Envelope tracking (ET) is a known technique for improving the efficiency of power amplifiers. In a conventional implementation of an envelope tracking technique, a voltage signal at the drain input of a radio frequency (RF) power amplifier (PA) is varied to be proportional to the envelope of a RF signal. Tracking is performed in order to match the dynamic range of the supply voltage of the power amplifier to the instantaneous requirements of the RF signal envelope.
A subclass of the ET technique is partial envelope tracking (PET). A conventional PET circuit replaces the tracking below a certain envelope voltage level by providing a constant voltage of the power supply to the drain input of the RF PA. A conventional PET circuit also tracks the envelope peaks above that voltage level. One of the advantages of a PET technique is low power consumption and, specifically, low power consumption of a power supply when tracking signals with strongly varying envelopes. Examples for such signals include long-term evolution (LTE) signals, wireless local area network (WLAN) signals, and the like.
Advanced wireless and handled devices designed for LTE and WLAN communications are based on multi-input-multi-output (MIMO) architectures. In such architectures, the information (input) signal is distributed and transmitted via several transmit channels.
As illustrated in FIG. 1, each transmit channel includes a power amplifier 110 connected to an antenna 120. The antennas 120-1 through 120-M form the MIMO architecture. In order to allow the partial envelope tracking of transmitted RF signals, each power amplifier 110 is connected to a PET circuity that includes a voltage enhancement circuitry (VEC) 140 and an excess envelope calculator (EEC) circuit 130. For example, a power amplifier 110-1 is connected to a VEC 140-1 and VEC 140-1 is connected to EEC 130-1.

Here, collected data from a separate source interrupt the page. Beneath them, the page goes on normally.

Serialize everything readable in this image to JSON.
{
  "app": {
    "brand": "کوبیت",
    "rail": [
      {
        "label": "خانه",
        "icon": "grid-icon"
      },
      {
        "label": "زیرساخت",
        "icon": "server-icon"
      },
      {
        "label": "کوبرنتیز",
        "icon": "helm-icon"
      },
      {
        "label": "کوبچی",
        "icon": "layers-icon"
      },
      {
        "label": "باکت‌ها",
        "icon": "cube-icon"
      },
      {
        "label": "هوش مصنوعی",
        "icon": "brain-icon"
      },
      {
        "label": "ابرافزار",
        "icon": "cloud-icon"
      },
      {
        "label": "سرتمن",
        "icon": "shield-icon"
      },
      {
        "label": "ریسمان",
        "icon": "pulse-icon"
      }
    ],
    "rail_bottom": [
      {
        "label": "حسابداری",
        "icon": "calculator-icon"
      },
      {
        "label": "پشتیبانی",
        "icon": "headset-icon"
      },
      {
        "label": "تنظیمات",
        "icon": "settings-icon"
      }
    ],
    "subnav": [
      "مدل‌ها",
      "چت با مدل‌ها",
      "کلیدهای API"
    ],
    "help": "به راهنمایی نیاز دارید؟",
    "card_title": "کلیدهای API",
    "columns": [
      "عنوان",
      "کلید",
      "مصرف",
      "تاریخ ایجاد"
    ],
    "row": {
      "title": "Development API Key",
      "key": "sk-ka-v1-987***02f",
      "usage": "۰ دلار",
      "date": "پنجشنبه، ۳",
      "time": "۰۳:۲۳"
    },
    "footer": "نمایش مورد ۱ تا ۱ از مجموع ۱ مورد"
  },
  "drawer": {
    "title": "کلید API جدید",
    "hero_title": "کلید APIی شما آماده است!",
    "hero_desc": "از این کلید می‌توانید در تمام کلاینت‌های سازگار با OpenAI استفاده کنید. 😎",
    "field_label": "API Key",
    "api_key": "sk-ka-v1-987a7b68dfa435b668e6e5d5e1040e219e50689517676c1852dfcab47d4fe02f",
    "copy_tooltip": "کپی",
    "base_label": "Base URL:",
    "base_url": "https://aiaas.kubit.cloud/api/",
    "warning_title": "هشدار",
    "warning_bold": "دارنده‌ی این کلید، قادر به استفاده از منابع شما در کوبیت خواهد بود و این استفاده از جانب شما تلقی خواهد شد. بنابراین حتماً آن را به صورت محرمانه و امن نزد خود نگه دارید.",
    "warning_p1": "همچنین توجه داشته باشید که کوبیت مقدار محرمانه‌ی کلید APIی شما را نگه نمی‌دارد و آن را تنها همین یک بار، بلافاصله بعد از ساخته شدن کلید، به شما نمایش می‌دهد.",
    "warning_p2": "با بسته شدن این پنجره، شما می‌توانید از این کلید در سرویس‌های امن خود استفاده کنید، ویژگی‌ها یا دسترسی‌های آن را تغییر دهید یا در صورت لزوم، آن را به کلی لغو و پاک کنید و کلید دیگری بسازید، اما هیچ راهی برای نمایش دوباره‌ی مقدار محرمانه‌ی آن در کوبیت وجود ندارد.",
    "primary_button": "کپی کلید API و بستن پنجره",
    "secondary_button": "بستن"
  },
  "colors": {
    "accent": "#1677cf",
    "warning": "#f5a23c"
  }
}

Generally, each EEC 130, e.g. EEC 130-1, determines the mode of operation of the respective VEC 140, e.g. VEC 140-1, based on an access of the input signal (el). The operation may be either a tracking mode or a normal mode. The tracking mode is active when the envelope of the transmitted signal e1 is above a predefined threshold. In this mode, the voltage signal VD provided to the power amplifier is continuously adapted according to the changes of the envelope of the transmitted signal in order to match the required dynamic range of the power amplifier. In the normal mode, the voltage signal VS is provided to the power amplifier from the power source 150.
Referring to FIG. 2 where the operation of the PET circuity including the VEC 140 is shown, it should be noted that the description provided with reference to FIG. 2 is applicable for each VEC 140 shown in FIG. 1. In a conventional implementation, the VEC 140 includes a main valve (MV) 142 connected to the power amplifier (RF AMP) 110 and the power source 150 that outputs a voltage signal (VS) filtered by a capacitor (CS). The VEC 140 further includes an envelope tracking function realized by a tracking unit 145 that includes at least a tracking valve (TV) 145-1 connected to a feedback resistor (RFB) and a linear feedback amplifier (FB AMP) 145-2.
The VEC 140 also includes a diversion valve (DV) 147 which is connected in series to a grounding valve (GV) 148. In a conventional implementation, a Voltage Control Unit (VCU) 141 activates normal mode when the envelope ‘e’ of a transmitted RF signal is below a predefined voltage threshold. The tracking mode is active when the envelope ‘e’ of the transmitted signal is above the predefined voltage threshold. In this mode, the voltage signal provided to the power amplifier is continuously adapted according to the changes of the envelope of the transmitted signal in order to match the required dynamic range of the power amplifier.
Also connected in the VEC 140 is a storage capacitor CT 144, which, together with DV 147, allows a smooth transition between the normal and tracking mode. Specifically, during the normal mode, the storage capacitor 144 is charged at the voltage level provided by the power source and during the tracking mode the storage capacitor 144 is discharged. When the VEC 140 switches from the normal mode to the tracking mode, a source of a drain current to the power amplifier 110 switches from the power source 150 to a current path through the DV 147 and the storage capacitor 144. To minimize voltage fluctuations of the drain voltage VD provided to the power amplifier, the capacitance of the storage capacitor CT 144 is large, typically several microfarads. Therefore, the size of the capacitor in terms of area is also large.
Consequently, whether the storage capacitor is implemented as a discrete component or as part of an integrated circuit (IC), the size of the storage capacitor 144 is relatively big. This problem is magnified when more than one storage capacitor is required in a system that includes more than one transmit channel (e.g., the system shown in FIG. 1). For example, for a MIMO-based system with 4 transmit channels, 4 storage capacitors are required.
As conventional PET circuits are large in size and primarily designed to support power amplifiers that are stand-alone modules, such circuits cannot provide efficient solutions for MIMO-based systems. In particular, such conventional PET circuits cannot be efficiently utilized in handheld wireless devices, for example, smartphones and tablet computers in which the size is a critical constraint.
It would therefore be advantageous to provide a PET solution that would overcome the deficiencies noted above and be efficiently implemented in MIMO-based wireless handheld devices.